J.S. Bach: Cantatas for Soprano

Carolyn Sampson ,Freiburger Barockorchester,Petra Mullejans

J.S. Bach: Cantatas for Soprano
26 May 2017

J.S. Bach: Cantatas for Soprano

Carolyn Sampson ,Freiburger Barockorchester,Petra Mullejans

For biographer Philipp Spitta, Bach’s period as organist and later Konzertmeister to the Duke of Weimar (1708-17) was the time of his ‘early mastery’. Nowhere is this more evident than in the small but highly distinguished body of cantatas he wrote there, whether for the court chapel - the Himmelsburg or ‘Castle of Heaven’ - or for some clearly very joyful wedding (BWV202). From the ravishing duets for soprano and oboe of the latter to the penitential strains of BWV199, the radiant voice of Carolyn Sampson and the virtuosos of the Freiburger Barockorchester do full justice to Bach’s inventiveness.

Soprano Carolyn Sampson has been proclaimed “the best British early music soprano by some distance” by the editors of Gramophone.
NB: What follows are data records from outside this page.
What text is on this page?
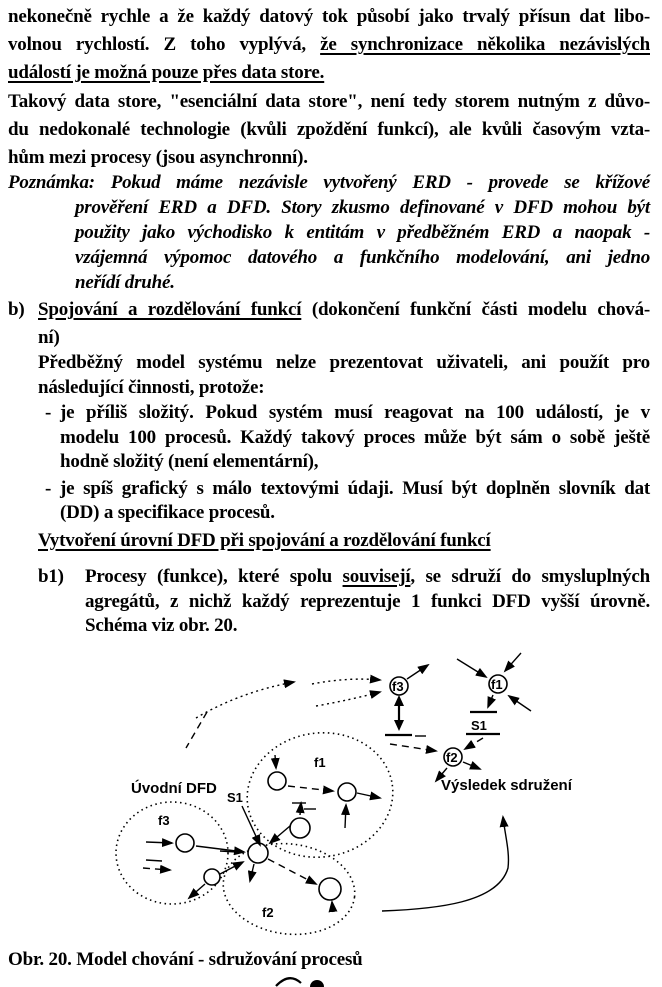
nekonečně rychle a že každý datový tok působí jako trvalý přísun dat libo-
volnou rychlostí. Z toho vyplývá, že synchronizace několika nezávislých
událostí je možná pouze přes data store.
Takový data store, "esenciální data store", není tedy storem nutným z důvo-
du nedokonalé technologie (kvůli zpoždění funkcí), ale kvůli časovým vzta-
hům mezi procesy (jsou asynchronní).
Poznámka: Pokud máme nezávisle vytvořený ERD - provede se křížové
prověření ERD a DFD. Story zkusmo definované v DFD mohou být
použity jako východisko k entitám v předběžném ERD a naopak -
vzájemná výpomoc datového a funkčního modelování, ani jedno
neřídí druhé.
b) Spojování a rozdělování funkcí (dokončení funkční části modelu chová-
ní)
Předběžný model systému nelze prezentovat uživateli, ani použít pro
následující činnosti, protože:
- je příliš složitý. Pokud systém musí reagovat na 100 událostí, je v
modelu 100 procesů. Každý takový proces může být sám o sobě ještě
hodně složitý (není elementární),
- je spíš grafický s málo textovými údaji. Musí být doplněn slovník dat
(DD) a specifikace procesů.
Vytvoření úrovní DFD při spojování a rozdělování funkcí
b1)	Procesy (funkce), které spolu souvisejí, se sdruží do smysluplných
agregátů, z nichž každý reprezentuje 1 funkci DFD vyšší úrovně.
Schéma viz obr. 20.
Obr. 20. Model chování - sdružování procesů
Úvodní DFD
S1
f1
f3
f2
f3	f1
S1
f2
Výsledek sdružení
A native of Bedford, she studied voice with Richard Smart at the University of Birmingham, and made her debut with the English National Opera in a production of Monteverdi’s L'incoronazione di Poppea and continues to appear with this company with regularity in addition to appearances at the Paris Opera. The vast majority of Sampson’s singing has been heard in concert engagements with period ensembles, and by 2006 she had appeared with most of the best-known groups of this sort, but especially the King’s Consort, Collegium Vocale, and Ex Cathedra. Sampson has recorded extensively for the Hyperion, BIS, Harmonia Mundi, and Deux-elles labels.


J.S. Bach composed for the voice like he did for a string instrument: highly chromatic, with irregular intervallic leaps, not necessarily taking the human limitations of singing into account. Bach asked a lot of his singers, composing long phrases (requiring good breath control), often in uncomfortably high tessituras (requiring impeccable vocal technique). Therefore, his cantatas are not for all voices. Rather, it takes an exceptional singer to successfully navigate Bach’s extraordinarily challenging – but heavenly – vocal music. Enter English soprano Carolyn Sampson, for whom the music of Bach is bread and butter. Her latest recording for Harmonia Mundi – three cantatas from Bach’s Weimar period – affirms her place as a top Bach interpreter.

Sampson’s radiant voice never betrays a hint of such challenges, and in fact she sings this repertoire as though it was composed with her voice in mind. Mein Herze Schwimmt im Blut is a case in point. Not only does Sampson sing with technical brilliance, but she imbues the music with feeling and meaning. I challenge you not to be moved by Sampson’s heart-rending interpretation of the dark ‘Stumme seufzer, stille Klagen’, or her jubilant and tastefully ornamented ‘Wie freudig ist mein Herz’. A fantastic recording from an accomplished soprano.